We Should Be Eating Seaweed by the Bucketload

Munchies – August 27, 2014


The slimy stuff isn’t just insanely good for you, it’s the food of the future.

Seaweed has been frequently touted as a future food, something that could help feed our rapidly growing population. There are going to be another 2.5 billion of us by 2050, and as a sustainable food source that is ridiculously vitamin-dense (just ask anyone who necks spirulina like it’s going out of fashion), seaweed might be the big, green, nutritional jackpot.

The global seaweed industry was already valued at $6 billion in 2003. $1 billion of that was attributed to the creation of food enhancers and thickeners, cosmetics, fertilisers and animal feed additives and the remaining $5 billion represented food products for human consumption. Maybe seaweed is already a food of the now and, save our expensive dietary supplements and the silky fronds of wakame we get in our Pret A Manger miso soups, the Western world just needs to catch up with the algae-loving East.

Let’s look at why we should be eating more of the slimy stuff.
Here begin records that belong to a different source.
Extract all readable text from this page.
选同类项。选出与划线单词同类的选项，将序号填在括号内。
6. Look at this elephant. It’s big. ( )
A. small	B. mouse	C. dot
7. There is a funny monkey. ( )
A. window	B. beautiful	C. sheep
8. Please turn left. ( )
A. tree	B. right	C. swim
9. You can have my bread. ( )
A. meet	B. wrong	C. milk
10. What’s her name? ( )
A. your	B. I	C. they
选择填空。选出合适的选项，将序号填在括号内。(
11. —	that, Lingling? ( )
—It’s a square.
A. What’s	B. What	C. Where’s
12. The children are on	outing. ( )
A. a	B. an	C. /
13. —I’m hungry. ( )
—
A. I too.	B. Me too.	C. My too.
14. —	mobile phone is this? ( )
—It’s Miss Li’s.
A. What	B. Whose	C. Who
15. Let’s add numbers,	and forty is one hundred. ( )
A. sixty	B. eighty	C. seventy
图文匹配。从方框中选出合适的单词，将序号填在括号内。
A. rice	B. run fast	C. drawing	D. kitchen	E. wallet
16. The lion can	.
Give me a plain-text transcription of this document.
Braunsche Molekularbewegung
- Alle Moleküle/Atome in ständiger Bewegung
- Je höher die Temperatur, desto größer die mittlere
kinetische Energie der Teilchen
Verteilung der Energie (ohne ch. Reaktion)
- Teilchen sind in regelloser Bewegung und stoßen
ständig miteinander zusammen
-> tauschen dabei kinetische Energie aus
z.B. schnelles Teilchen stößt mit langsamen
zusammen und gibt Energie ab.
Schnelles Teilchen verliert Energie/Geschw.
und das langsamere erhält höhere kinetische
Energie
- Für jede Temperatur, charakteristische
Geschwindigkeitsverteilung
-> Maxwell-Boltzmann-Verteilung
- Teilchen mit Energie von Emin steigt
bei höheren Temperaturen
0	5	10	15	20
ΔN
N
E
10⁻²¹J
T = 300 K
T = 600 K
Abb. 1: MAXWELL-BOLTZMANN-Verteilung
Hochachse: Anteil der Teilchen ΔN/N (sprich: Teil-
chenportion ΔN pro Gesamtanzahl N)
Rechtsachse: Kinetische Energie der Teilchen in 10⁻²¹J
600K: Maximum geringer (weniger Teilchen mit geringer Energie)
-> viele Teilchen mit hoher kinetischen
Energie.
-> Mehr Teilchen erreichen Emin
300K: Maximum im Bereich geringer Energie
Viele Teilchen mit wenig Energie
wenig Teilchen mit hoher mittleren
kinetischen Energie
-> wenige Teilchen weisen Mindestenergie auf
Dr Craig Rose is the founder of the Seaweed Health Foundation and says, for the individual, the benefits of regular seaweed consumption are clear to see. “Seaweed is the ultimate super food,” he says. “Nothing compares, gram for gram, to the nutritional content of seaweeds. The benefits extend beyond just nutrition to salt replacement and weight management.”

In fact, Rose says the health attributes of seaweed are so broad, that research is “showing benefit for heart health, diabetes and anti-cancer applications.”

Research is finding so many new health benefits to eating seaweed it actually can be hard to keep up with. Only last week, the British Journal of Nutrition published a study showing that seaweed supplements could be an effective alternative for women suffering from iodine deficiency. Before that, seaweed as a potential salt replacement was featured in the Research Council UK’s Big Ideas of the Future document. Next month, a Seaweed Symposium is even taking place, for goodness’ sake. The message is clear–we are being encouraged left, right and centre to turn our guts into oceanic microcosms and fill them with marine algae.

It’s not just individual health benefits that make seaweed such a vital future food resource, though–it’s the benefit to the planet. “Seaweed requires no fresh water, no land (so no competing with other food crops or natural habitats) and no fertiliser,” Rose tells me. “It’s great to be in an industry that offers help to people’s health as well as so much potential to be sustainable.”